小田原の国道255号線沿いに『パエリ屋』というレストランがあった。カウンター10席だけの小屋のような店だった。「こんな場所でなぜ?」と不思議に思いながら、何度か足を運んだ。 一人前から頼めるパエリアはとてもおいしかったけど、店主は寡黙だし、狭いのでほかの客の前で「なぜ?」なんて聞ける雰囲気ではなかった。そして2年前、『パエリ屋』は閉店してしまった。 しかし今春、ふとしたキッカケで、『パエリ屋』が南足柄へ移転して、『スーリール』という店になったことを知った。地図を見たら、ほどほどに山の中。「こんな場所でなぜ?」は、今度の店にも当てはまりそうだった。


早速訪れてみると、小屋どころか豪邸のような建物がそびえていた。店内の巨大パノラマスクリーンのごときガラス窓からは、近くの茶畑、遠くの丹沢の山々が見えた。窓辺にゆったりと並べられたテーブル席が、何とも気持ちいい。 「前のお店はカウンターのお客さんから丸見えだったので、いつも緊張しながら調理していました」と笑うのは、オーナーシェフの保坂一行さん。はい、シェフの笑顔を、はじめて見たような気がします(笑)。
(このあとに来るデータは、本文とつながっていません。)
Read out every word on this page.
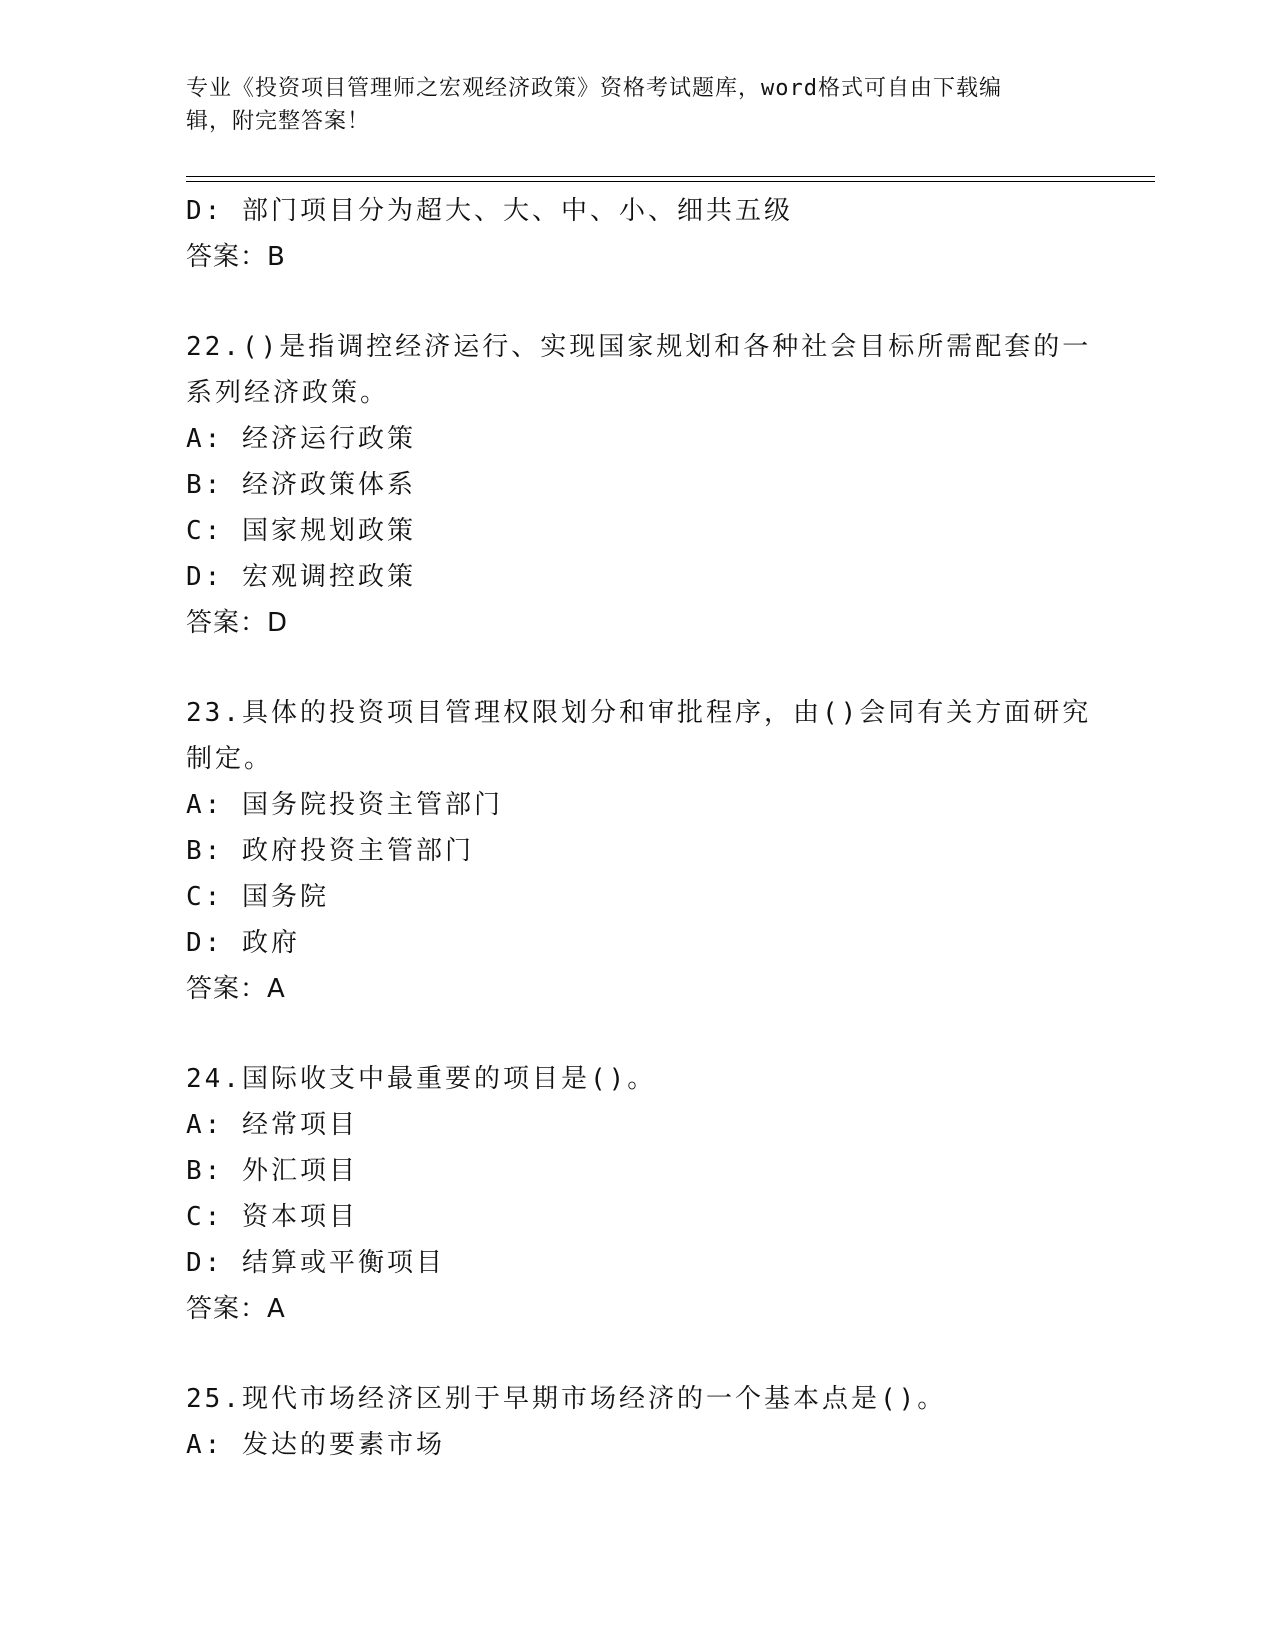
专业《投资项目管理师之宏观经济政策》资格考试题库，word格式可自由下载编
辑，附完整答案！
D: 部门项目分为超大、大、中、小、细共五级
答案：B
22.()是指调控经济运行、实现国家规划和各种社会目标所需配套的一
系列经济政策。
A: 经济运行政策
B: 经济政策体系
C: 国家规划政策
D: 宏观调控政策
答案：D
23.具体的投资项目管理权限划分和审批程序，由()会同有关方面研究
制定。
A: 国务院投资主管部门
B: 政府投资主管部门
C: 国务院
D: 政府
答案：A
24.国际收支中最重要的项目是()。
A: 经常项目
B: 外汇项目
C: 资本项目
D: 结算或平衡项目
答案：A
25.现代市场经济区别于早期市场经济的一个基本点是()。
A: 发达的要素市场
「ここではパエリアがメインというわけじゃないんですが、今でも人気メニューのひとつです」と保坂さん。若いころは都内でフレンチや洋食の経験を積んだ。独立時に閃いたのが、おいしい魚介の出汁をふんだんに使ったパエリアだった。
「東京のパエリアを食べ歩いたら、出汁の薄いところが多くて。濃厚なフュメ・ド・ポワソン(魚介の出汁)を使えば、しっかりした旨味のあるパエリアができると思ったんです」。保坂さんは、エビとカニ、タイの頭、野菜などでとった出汁と、タイだけでとった出汁を使い分ける。あらかじめ混ぜるのではなく、パエリア鍋を火にかけ、米をバターで炒めたあとで、その2種類の出汁を順番に加えていくのだ。

「タイの出汁はかなり強めなので、カニの香りが消えないように気を配りながら入れています」。パエリアといえばムール貝がお約束だが、「生のものは手に入りにくいし、高いわりにおいしいとは思わない」ので使わない。

「最も難しいのは、芯が残らないように炊き上げるところ。日本人は世界で一番、お米の炊き加減にうるさいですからね(笑)。アルデンテだと許してくれないし、かといってベチャッともさせたくない。あのパエリアの薄い鍋で、固くもやわらかくもない、ギリギリのラインを狙いながらつくっています」。


約20分後にできあがったパエリアは、お焦げだけでなく、アイオリソースのかかったエビが並んだ表面まで、パリパリに仕上げられていた。米を噛めば、まさにギリギリライン。火から下ろしてテーブルに運ぶ時間まで計算したような10点満点の着地だった。

パエリアを深く追求する姿勢は、ほかの料理に対しても変わらないので、当然のことながらオムレツもカルパッチョも若鶏ローストもおいしい。そして、美しい。海の近くから南足柄の山まで、そんなに頻繁には行けないのに、食べたい料理が多すぎて困る。だから質問ではなく、シェフへのクレームとして言っておきたい。「こんな場所でなぜ?」と。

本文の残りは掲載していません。